Monday, January 01, 2007 at 11:37 AM

The modern day attacks on separation of church and state flow from many sources, and illustrate a tremendous range of understanding of the doctrine itself and of the role of religion in our nation's "moral underpinnings."

Not to make undue fun of a single person, but take a look at the claims and reasoning in the following letter to a small town newspaper.

Emphasis added:

Separation of church, state can only weaken our nation

I think the so-called "separation of church and state" greatly hinders our country. Without church and religious influences in making laws, no one has a reason to care about each other.  All morals and basic principles are based on religious beliefs about equality, fairness, and sovereignty.

When religious references are removed from courthouses and government buildings, it really mars society. Even if you don't believe in a God, the religious references in courthouses are just basic morals that any person, religious or not, would have no problem observing

It is hard to believe that in a moral society, some of the greatest moral codes are being removed from government buildings. Government makes laws based on general morality.

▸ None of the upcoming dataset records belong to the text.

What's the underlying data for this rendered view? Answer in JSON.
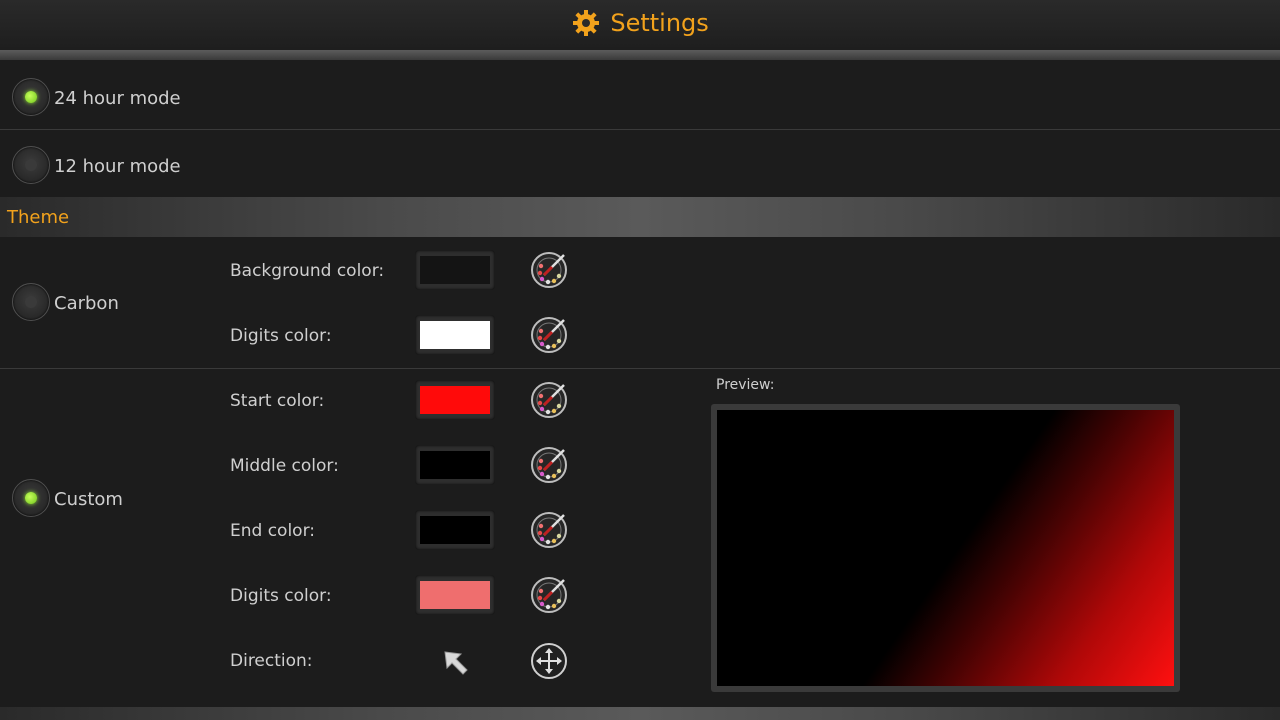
{
  "header": {
    "title": "Settings",
    "icon": "gear-icon",
    "accent": "#f2a21c"
  },
  "time_mode": {
    "options": [
      {
        "label": "24 hour mode",
        "selected": true
      },
      {
        "label": "12 hour mode",
        "selected": false
      }
    ]
  },
  "theme": {
    "section_label": "Theme",
    "carbon": {
      "label": "Carbon",
      "selected": false,
      "fields": [
        {
          "label": "Background color:",
          "color": "#141414"
        },
        {
          "label": "Digits color:",
          "color": "#ffffff"
        }
      ]
    },
    "custom": {
      "label": "Custom",
      "selected": true,
      "fields": [
        {
          "label": "Start color:",
          "color": "#ff0a0a"
        },
        {
          "label": "Middle color:",
          "color": "#000000"
        },
        {
          "label": "End color:",
          "color": "#000000"
        },
        {
          "label": "Digits color:",
          "color": "#ef6e6e"
        }
      ],
      "direction_label": "Direction:",
      "direction_icon": "arrow-up-left-icon",
      "direction_button_icon": "move-arrows-icon",
      "preview_label": "Preview:"
    }
  },
  "picker_icon": "color-palette-icon"
}
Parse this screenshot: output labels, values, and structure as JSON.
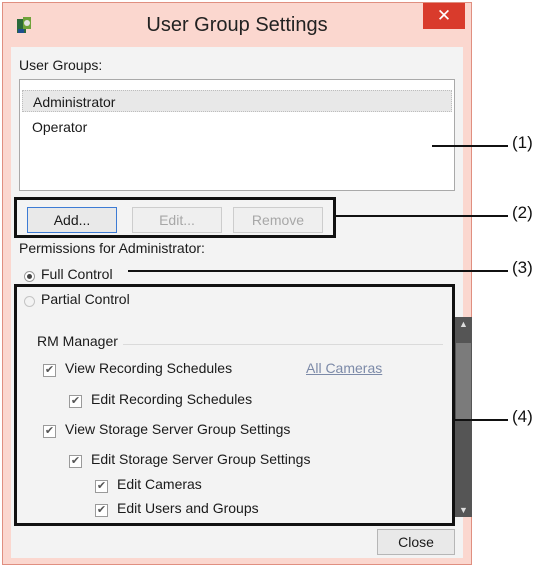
{
  "window": {
    "title": "User Group Settings",
    "close_glyph": "✕"
  },
  "user_groups": {
    "label": "User Groups:",
    "items": [
      "Administrator",
      "Operator"
    ],
    "selected": "Administrator"
  },
  "buttons": {
    "add": "Add...",
    "edit": "Edit...",
    "remove": "Remove",
    "close": "Close"
  },
  "permissions": {
    "label": "Permissions for Administrator:",
    "full_control": "Full Control",
    "partial_control": "Partial Control",
    "selected_mode": "Full Control",
    "group_title": "RM Manager",
    "items": [
      "View Recording Schedules",
      "Edit Recording Schedules",
      "View Storage Server Group Settings",
      "Edit Storage Server Group Settings",
      "Edit Cameras",
      "Edit Users and Groups"
    ],
    "all_cameras_link": "All Cameras"
  },
  "icons": {
    "app": "camera-app-icon",
    "close": "close-icon",
    "check": "checkmark-icon",
    "scroll_up": "scroll-up-arrow-icon",
    "scroll_down": "scroll-down-arrow-icon"
  },
  "callouts": [
    "(1)",
    "(2)",
    "(3)",
    "(4)"
  ]
}
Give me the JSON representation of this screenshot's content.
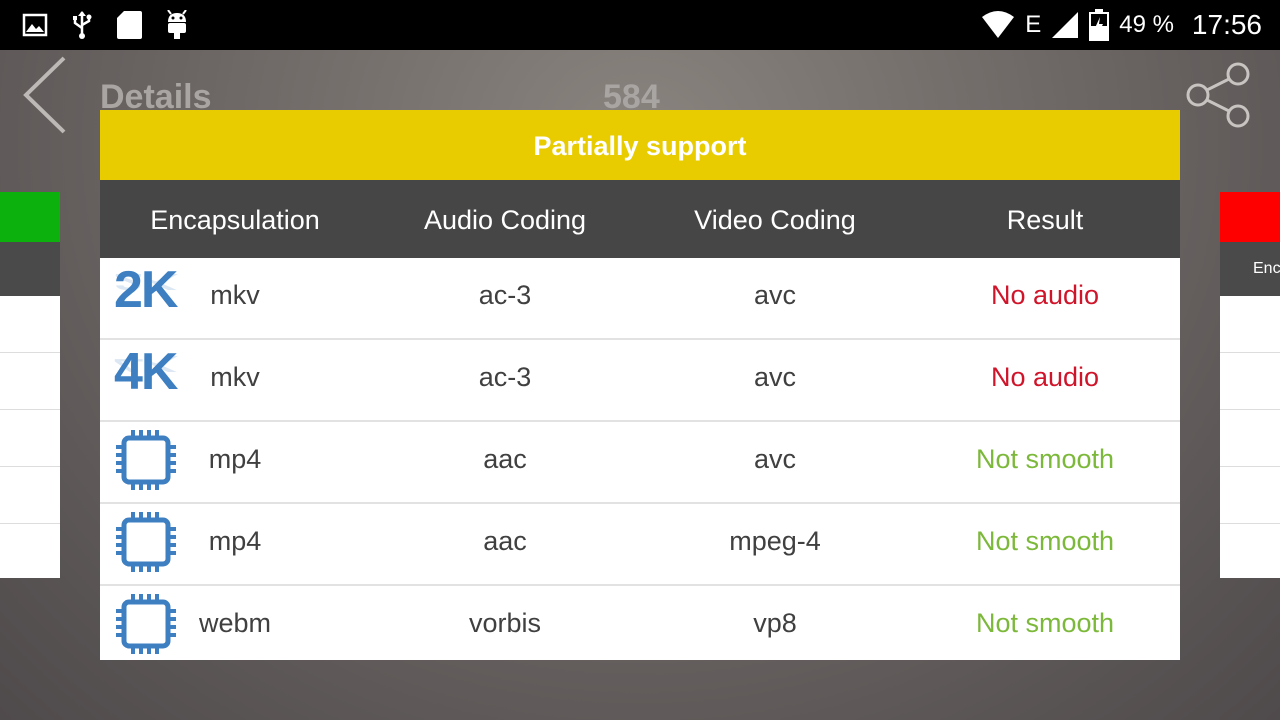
{
  "status_bar": {
    "left_icons": [
      "image-icon",
      "usb-icon",
      "sd-card-icon",
      "android-icon"
    ],
    "network": "E",
    "battery": "49 %",
    "time": "17:56"
  },
  "app_bar": {
    "title": "Details",
    "count": "584"
  },
  "right_card": {
    "header_fragment": "Enc"
  },
  "dialog": {
    "title": "Partially support",
    "title_color": "#e8cc00",
    "columns": [
      "Encapsulation",
      "Audio Coding",
      "Video Coding",
      "Result"
    ],
    "rows": [
      {
        "badge": "2K",
        "icon": "2k-badge-icon",
        "encapsulation": "mkv",
        "audio": "ac-3",
        "video": "avc",
        "result": "No audio",
        "result_color": "#d0142a"
      },
      {
        "badge": "4K",
        "icon": "4k-badge-icon",
        "encapsulation": "mkv",
        "audio": "ac-3",
        "video": "avc",
        "result": "No audio",
        "result_color": "#d0142a"
      },
      {
        "badge": "",
        "icon": "chip-icon",
        "encapsulation": "mp4",
        "audio": "aac",
        "video": "avc",
        "result": "Not smooth",
        "result_color": "#7cb83a"
      },
      {
        "badge": "",
        "icon": "chip-icon",
        "encapsulation": "mp4",
        "audio": "aac",
        "video": "mpeg-4",
        "result": "Not smooth",
        "result_color": "#7cb83a"
      },
      {
        "badge": "",
        "icon": "chip-icon",
        "encapsulation": "webm",
        "audio": "vorbis",
        "video": "vp8",
        "result": "Not smooth",
        "result_color": "#7cb83a"
      }
    ]
  }
}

That's some set of assertions.

  1. Without church and religious influences in making laws, no one has a reason to care about each other  Now there's a truly nasty, utterly pessimistic view of life and people.  No God? Well, hell, lets rape and pillage to our hearts content; surely there's no innate sense of right and wrong, no innate ability to empathize with others.  It's God or the chaos, for sure.

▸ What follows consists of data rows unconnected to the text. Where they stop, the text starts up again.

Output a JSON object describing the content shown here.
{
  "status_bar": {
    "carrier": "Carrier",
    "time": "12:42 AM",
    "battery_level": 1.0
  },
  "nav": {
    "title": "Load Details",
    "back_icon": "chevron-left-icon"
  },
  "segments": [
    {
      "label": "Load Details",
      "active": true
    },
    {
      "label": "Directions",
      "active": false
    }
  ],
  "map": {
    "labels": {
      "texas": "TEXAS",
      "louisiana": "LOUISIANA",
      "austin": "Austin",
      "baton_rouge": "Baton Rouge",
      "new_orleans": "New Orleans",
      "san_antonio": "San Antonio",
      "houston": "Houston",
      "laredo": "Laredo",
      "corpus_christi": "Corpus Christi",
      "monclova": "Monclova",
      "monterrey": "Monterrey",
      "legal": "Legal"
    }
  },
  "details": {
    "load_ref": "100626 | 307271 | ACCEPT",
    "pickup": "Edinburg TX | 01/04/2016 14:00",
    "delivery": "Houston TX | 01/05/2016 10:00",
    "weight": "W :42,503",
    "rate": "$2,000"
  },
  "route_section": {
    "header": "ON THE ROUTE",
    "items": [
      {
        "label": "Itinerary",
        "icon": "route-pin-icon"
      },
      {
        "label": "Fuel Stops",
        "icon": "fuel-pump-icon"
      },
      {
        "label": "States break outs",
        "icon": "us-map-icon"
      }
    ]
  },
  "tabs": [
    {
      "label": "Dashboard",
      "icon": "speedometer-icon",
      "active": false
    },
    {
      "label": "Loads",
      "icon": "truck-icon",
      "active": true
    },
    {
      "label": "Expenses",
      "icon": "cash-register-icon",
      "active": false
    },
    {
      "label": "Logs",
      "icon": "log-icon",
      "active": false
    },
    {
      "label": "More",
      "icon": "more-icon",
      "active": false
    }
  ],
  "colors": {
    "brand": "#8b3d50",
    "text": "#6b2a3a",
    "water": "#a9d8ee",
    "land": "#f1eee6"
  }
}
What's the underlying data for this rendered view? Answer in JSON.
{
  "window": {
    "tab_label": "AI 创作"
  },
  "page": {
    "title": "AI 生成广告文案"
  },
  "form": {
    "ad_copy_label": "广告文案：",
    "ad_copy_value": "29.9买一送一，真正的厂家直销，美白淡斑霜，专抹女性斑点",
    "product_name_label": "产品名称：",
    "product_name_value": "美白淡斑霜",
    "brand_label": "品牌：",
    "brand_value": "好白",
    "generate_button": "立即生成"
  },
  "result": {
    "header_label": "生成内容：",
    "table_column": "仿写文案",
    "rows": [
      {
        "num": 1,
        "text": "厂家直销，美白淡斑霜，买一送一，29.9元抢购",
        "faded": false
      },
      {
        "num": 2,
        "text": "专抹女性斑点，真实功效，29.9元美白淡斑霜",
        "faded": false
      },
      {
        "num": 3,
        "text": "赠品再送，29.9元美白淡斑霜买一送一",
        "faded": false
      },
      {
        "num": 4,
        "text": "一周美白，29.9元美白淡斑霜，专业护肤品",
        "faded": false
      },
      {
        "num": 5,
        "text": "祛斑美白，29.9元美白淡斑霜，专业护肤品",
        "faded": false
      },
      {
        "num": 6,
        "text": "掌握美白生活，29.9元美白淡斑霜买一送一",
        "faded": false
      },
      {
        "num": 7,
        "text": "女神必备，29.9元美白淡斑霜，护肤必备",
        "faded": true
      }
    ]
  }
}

  2. All morals and basic principles are based on religious beliefs about equality, fairness, and sovereignty  Seems to me to be more plausible that people reason out equality, fairness, etc. from circumstances in the real world, then incorporate those views in the religion of their choice.

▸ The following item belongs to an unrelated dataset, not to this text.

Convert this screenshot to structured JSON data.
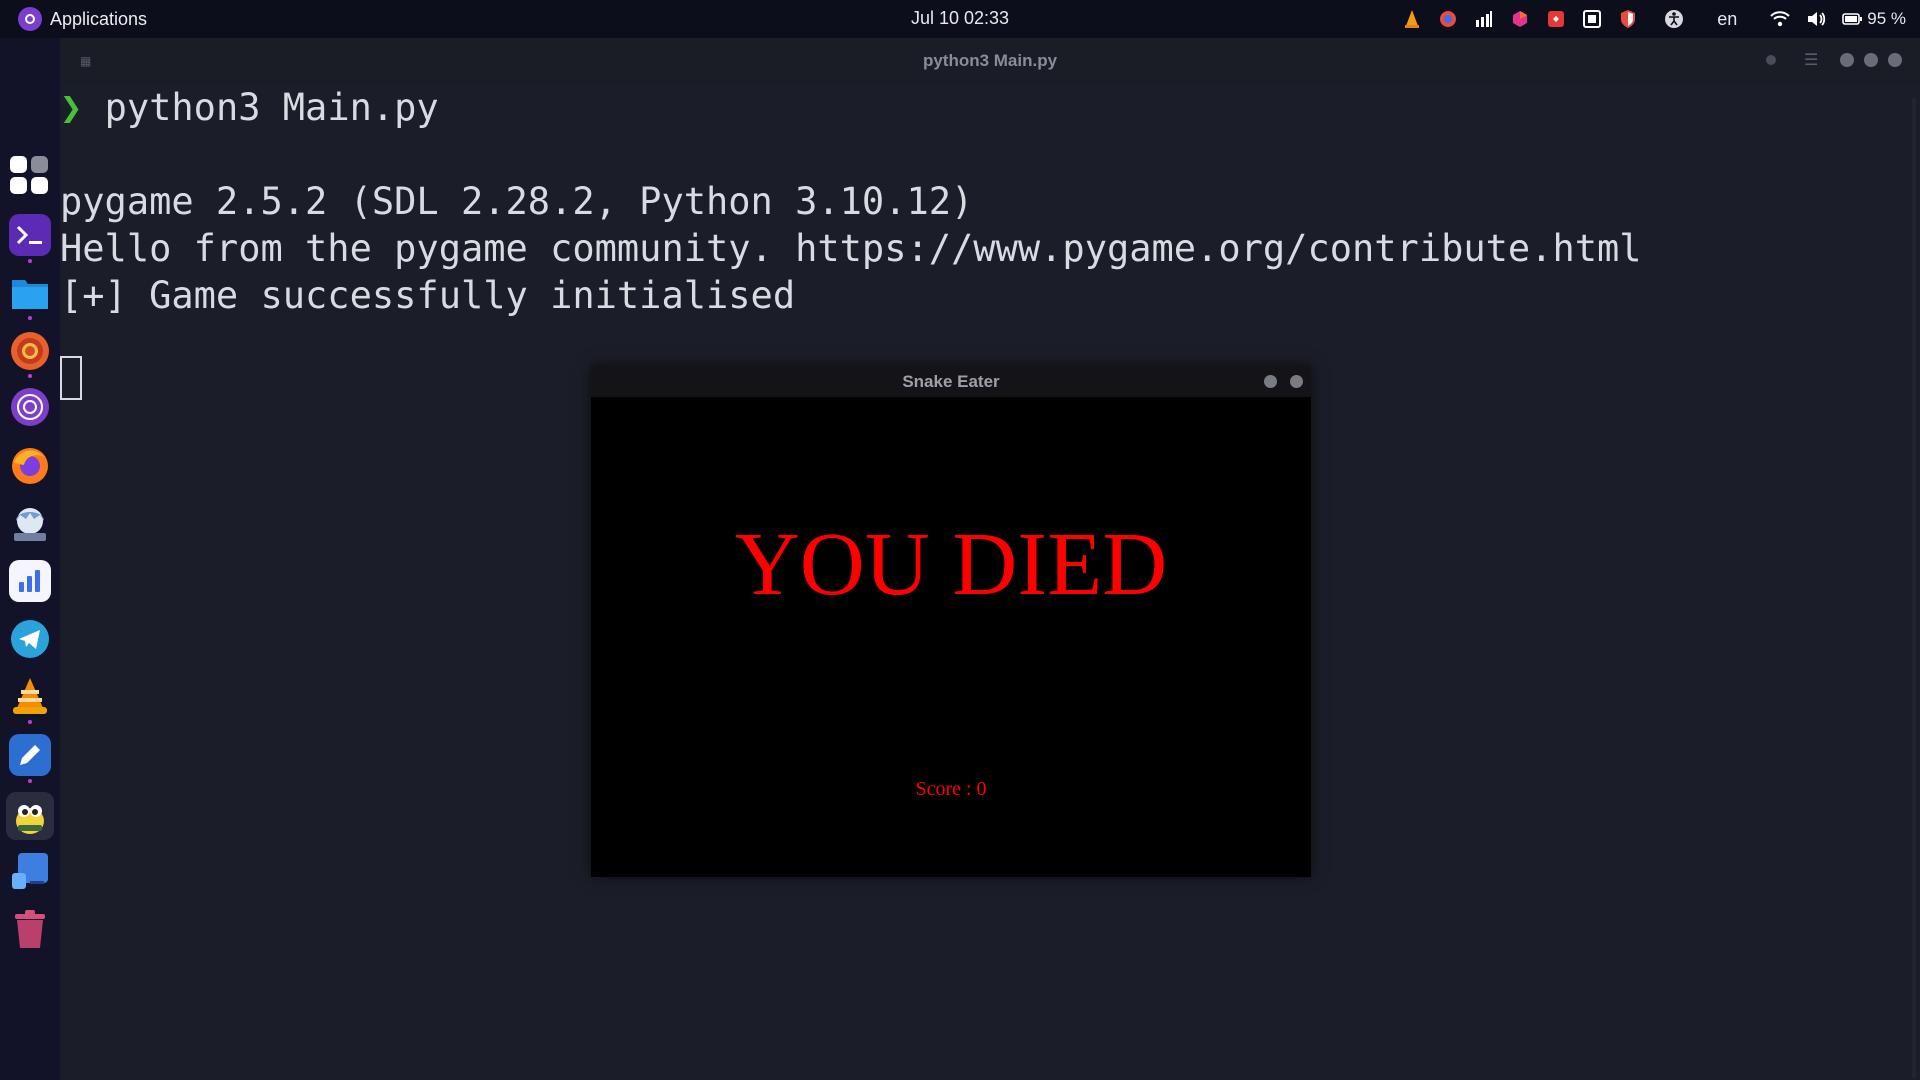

  3. Even if you don't believe in a God, the religious references in courthouses are just basic morals that any person, religious or not, would have no problem observing.  That's patently wrong.  The ten commandments are a common source of church-state conflict and the very first of those commandments is "Thou shalt have no other gods before me." Number 2 is "Thou shalt not make unto thee any graven image, or any likeness of any thing that is in heaven above, or that is in the earth beneath, or that is in the water under the earth."  Number 3 is "Thou shalt not take the name of the Lord thy God in vain." Number 4 is "Remember the sabbath day, to keep it holy."

"Codes" like the ten commandments are clearly religion-specific.  If you treat others decently only because you fear God's wrath, I suspect you are a near-sociopath.  Ditto if you cannot separate morality in general from religion.

Then there's the whole Constitution thing.  And the fact that all our supposedly religious-based moral codes haven't really had much success in coaxing moral behavior out of the populace, or even the clergy.

The letter has it completely inverted.  The caption out to read "Lack of separation of church, state can only weaken our nation."